A public prosecutor has turned over an investigation into an anti-mass migration protest in the French Pyrenees to the office tasked with fighting genocide and war crimes.
The prosecutor’s office in Saint-Gaudens handed over an investigation into a January 9th protest along the Franco-Spanish border by the activist youth group Generation Identitaire to the Central Office for Combating Crimes Against Humanity, Genocide, and War Crimes (OCLCH).
Local prosecutor Christophe Amunzateguy stated that he had referred the matter to that hate crime division of the OCLCH which would be working alongside local gendarmerie investigators, La Depeche reports.
According to the newspaper, Generation Identitaire members had gone hiking along the border with Spain at Col du Portillon and deployed drones to monitor the crossing for any illegal migrants attempting to cross into French territory, citing terrorism risks as part of their “Defend Europe” mission.
The prosecutor said the activists “can make statements that are not factual; that is freedom of expression. But there is what we can say and what we cannot say — what is freedom of expression, and what is criminal.”

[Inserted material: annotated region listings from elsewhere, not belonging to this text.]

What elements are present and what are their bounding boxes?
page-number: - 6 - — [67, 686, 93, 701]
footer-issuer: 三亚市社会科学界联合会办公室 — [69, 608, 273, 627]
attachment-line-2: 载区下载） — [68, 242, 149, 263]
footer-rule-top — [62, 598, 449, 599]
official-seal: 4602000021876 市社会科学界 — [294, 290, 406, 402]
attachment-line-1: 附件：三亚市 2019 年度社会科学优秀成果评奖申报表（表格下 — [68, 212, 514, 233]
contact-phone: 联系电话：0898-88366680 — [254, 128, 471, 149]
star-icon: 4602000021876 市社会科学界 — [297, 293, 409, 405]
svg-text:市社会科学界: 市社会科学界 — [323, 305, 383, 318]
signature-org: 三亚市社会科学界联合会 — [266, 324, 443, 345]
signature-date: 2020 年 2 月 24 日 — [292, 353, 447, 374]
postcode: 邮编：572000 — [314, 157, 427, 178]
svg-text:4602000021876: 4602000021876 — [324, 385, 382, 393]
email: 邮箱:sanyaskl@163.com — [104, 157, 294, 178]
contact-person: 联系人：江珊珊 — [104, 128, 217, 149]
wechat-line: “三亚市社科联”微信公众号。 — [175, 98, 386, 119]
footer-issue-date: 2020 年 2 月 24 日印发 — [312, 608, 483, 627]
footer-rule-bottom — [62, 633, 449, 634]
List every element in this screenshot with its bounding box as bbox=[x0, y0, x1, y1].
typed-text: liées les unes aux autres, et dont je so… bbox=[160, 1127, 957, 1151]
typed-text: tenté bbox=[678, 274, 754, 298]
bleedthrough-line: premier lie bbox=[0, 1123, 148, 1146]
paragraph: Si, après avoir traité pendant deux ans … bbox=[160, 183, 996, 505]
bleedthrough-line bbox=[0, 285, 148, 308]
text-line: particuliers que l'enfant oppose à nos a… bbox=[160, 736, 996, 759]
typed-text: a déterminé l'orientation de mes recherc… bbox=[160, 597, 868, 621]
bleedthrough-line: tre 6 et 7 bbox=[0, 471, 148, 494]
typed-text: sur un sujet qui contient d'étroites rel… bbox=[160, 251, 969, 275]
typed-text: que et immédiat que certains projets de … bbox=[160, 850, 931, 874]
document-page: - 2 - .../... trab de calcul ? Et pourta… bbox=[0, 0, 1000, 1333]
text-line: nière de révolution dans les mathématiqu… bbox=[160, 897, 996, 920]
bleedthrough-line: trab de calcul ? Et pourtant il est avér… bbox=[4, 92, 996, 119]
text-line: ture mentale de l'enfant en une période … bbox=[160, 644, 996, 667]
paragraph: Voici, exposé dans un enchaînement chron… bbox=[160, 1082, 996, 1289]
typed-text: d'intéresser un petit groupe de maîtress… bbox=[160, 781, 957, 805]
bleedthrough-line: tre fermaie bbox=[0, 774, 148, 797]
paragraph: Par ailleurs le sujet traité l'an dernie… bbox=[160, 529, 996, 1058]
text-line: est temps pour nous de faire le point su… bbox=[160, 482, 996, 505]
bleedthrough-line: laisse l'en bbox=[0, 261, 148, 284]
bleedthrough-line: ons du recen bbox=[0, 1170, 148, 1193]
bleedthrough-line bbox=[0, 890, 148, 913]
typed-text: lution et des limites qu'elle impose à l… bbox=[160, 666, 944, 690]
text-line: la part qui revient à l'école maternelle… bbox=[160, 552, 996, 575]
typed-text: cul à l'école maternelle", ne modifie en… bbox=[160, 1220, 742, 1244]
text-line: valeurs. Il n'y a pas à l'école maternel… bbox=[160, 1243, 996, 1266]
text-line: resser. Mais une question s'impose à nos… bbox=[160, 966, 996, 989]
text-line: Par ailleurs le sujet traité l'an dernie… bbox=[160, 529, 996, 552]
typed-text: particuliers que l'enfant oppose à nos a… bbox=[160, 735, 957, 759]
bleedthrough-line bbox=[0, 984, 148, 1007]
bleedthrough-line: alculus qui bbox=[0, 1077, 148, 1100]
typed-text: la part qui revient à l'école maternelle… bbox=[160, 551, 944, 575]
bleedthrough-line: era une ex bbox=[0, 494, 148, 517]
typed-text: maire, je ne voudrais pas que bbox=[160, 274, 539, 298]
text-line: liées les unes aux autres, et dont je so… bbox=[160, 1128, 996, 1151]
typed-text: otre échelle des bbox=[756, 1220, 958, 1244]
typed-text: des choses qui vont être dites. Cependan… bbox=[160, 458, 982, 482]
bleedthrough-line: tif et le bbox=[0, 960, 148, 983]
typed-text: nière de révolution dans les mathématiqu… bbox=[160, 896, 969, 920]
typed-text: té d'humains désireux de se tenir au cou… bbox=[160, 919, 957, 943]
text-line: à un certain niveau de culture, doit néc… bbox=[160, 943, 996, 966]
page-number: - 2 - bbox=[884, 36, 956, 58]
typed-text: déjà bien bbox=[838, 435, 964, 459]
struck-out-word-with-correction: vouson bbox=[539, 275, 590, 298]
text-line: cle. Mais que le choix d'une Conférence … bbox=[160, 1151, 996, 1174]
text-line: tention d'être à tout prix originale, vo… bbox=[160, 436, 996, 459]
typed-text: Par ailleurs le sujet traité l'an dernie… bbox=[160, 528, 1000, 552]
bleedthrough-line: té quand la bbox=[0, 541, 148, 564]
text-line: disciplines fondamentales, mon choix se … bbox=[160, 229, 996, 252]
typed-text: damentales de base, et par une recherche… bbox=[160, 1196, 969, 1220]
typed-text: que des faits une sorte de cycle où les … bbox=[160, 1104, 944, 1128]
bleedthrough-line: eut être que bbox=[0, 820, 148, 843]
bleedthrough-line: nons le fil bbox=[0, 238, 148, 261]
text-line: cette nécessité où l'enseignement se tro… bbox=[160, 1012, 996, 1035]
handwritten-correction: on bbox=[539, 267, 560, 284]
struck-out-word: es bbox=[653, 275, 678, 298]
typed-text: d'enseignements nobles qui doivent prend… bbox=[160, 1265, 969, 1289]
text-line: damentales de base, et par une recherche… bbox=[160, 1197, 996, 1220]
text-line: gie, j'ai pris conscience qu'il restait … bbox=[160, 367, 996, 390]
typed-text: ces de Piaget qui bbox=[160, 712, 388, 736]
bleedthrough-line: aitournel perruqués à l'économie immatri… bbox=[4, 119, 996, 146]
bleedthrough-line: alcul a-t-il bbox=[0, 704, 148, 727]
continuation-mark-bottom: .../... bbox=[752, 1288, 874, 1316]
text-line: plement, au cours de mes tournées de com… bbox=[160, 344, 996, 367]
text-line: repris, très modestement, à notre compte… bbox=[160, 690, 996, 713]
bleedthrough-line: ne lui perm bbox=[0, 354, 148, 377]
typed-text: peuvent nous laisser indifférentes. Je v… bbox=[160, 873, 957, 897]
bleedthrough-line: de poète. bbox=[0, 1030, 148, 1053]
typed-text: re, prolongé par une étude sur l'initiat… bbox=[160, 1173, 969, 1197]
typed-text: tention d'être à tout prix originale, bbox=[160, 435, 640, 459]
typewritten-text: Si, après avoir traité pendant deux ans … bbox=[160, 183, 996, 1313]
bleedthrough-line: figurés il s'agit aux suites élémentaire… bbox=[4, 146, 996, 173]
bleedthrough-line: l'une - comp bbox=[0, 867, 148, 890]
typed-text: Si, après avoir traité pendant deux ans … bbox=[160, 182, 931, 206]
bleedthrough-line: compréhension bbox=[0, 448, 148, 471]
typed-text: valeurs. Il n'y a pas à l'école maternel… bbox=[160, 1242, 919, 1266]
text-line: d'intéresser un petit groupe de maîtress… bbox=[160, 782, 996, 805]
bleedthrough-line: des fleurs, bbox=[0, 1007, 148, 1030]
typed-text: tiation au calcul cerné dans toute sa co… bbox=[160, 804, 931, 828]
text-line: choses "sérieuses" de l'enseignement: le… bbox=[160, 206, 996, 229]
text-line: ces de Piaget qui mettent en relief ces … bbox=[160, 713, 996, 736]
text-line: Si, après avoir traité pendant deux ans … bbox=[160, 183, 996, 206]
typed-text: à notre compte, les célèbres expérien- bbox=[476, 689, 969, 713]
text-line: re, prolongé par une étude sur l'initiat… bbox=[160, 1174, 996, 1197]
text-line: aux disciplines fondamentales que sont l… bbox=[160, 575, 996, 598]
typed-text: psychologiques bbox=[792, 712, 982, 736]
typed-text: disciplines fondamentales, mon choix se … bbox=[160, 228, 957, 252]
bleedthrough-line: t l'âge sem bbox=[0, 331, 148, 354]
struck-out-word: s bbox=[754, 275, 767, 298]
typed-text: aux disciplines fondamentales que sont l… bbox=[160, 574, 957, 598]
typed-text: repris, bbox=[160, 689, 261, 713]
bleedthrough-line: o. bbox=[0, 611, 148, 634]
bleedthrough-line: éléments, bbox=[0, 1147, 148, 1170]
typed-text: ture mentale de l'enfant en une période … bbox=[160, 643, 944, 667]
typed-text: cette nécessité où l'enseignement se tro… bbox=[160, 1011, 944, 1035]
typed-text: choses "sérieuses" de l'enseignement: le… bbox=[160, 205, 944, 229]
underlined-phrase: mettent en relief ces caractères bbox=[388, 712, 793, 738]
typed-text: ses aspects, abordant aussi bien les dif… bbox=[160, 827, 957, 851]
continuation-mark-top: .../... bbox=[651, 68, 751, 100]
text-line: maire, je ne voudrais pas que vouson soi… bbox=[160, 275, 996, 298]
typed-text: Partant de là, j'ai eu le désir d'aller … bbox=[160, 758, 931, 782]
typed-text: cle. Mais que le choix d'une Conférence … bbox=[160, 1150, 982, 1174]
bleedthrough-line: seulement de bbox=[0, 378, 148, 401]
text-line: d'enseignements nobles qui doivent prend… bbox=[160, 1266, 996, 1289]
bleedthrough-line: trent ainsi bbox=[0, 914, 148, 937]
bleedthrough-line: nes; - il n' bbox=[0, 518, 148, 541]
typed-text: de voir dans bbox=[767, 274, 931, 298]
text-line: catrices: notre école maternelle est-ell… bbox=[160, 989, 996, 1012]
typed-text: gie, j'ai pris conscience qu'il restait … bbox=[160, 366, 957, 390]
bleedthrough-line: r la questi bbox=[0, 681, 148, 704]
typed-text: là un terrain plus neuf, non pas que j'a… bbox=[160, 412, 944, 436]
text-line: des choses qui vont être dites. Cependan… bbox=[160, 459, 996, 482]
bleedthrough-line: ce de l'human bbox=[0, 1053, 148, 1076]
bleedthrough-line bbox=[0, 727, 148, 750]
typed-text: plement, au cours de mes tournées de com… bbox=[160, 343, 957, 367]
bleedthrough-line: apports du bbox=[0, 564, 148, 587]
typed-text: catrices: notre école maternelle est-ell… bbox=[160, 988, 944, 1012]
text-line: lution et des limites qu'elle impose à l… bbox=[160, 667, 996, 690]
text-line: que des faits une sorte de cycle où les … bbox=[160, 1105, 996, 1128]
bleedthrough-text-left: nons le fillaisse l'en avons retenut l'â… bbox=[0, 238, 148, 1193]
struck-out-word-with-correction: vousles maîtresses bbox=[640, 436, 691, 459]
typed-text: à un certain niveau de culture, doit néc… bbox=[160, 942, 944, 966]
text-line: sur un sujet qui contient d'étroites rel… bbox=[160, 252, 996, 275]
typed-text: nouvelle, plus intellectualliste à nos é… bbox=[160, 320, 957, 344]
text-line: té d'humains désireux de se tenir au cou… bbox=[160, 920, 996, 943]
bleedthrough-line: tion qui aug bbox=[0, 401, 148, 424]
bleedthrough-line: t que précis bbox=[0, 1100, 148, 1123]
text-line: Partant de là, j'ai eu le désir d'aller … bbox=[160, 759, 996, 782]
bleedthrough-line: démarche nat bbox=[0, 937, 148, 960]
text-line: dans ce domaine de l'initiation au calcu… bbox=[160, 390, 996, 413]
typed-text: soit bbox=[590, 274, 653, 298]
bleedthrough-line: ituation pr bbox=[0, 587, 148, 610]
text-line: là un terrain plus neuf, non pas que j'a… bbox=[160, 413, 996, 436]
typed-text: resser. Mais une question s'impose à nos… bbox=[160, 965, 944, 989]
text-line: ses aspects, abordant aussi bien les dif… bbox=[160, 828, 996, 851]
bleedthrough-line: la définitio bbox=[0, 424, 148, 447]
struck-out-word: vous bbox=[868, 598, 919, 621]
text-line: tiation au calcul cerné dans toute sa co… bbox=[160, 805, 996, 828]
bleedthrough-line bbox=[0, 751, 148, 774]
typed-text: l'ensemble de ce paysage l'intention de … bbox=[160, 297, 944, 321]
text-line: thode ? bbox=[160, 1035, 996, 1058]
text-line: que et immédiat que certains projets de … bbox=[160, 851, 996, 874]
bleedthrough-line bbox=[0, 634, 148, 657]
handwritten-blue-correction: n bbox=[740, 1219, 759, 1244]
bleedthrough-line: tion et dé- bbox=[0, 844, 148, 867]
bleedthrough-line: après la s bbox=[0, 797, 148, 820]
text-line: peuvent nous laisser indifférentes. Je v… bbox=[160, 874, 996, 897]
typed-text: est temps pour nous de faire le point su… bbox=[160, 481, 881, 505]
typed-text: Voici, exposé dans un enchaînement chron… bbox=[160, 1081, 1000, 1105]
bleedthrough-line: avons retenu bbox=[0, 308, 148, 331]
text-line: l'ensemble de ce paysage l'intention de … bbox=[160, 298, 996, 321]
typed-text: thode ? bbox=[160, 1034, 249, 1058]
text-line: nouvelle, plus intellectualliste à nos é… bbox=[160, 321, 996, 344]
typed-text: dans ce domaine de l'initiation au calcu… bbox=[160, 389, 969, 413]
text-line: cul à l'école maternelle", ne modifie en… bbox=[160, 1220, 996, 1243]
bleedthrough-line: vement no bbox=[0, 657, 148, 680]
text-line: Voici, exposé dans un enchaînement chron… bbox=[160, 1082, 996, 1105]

“I’m not saying I’ll necessarily have a prosecution at the end. I’m saying I’m investigating and at the end of this investigation I’ll establish whether or not there was a criminal offence,” Mr Amunzateguy added.
The potential prosecution comes just months after a court of appeal in Grenoble acquitted several members of the activist group after they had been found guilty of offences linked to a similar 2018 protest in the French Alps.
Despite the recent acquittals — along with other failed prosecutions against the group, including an attempt to label the activists part of a mafia organisation in Austria in 2018 — the French government wants to dissolve Generation Identitaire.
Interior Minister Gérald Darmamin said on Saturday that he believed the activists could be in violation of the law by “provoking discrimination, hatred, or violence against a person or group of persons on the basis of their origin”.
Marine Le Pen’s National Rally said of the French government’s proposal: “Such a dissolution would also be contrary to the constant jurisprudence of the European Court of Human Rights that ‘freedom of expression is one of the essential foundations of a democratic society and even applies to ideas that offend, shock, or worry’.”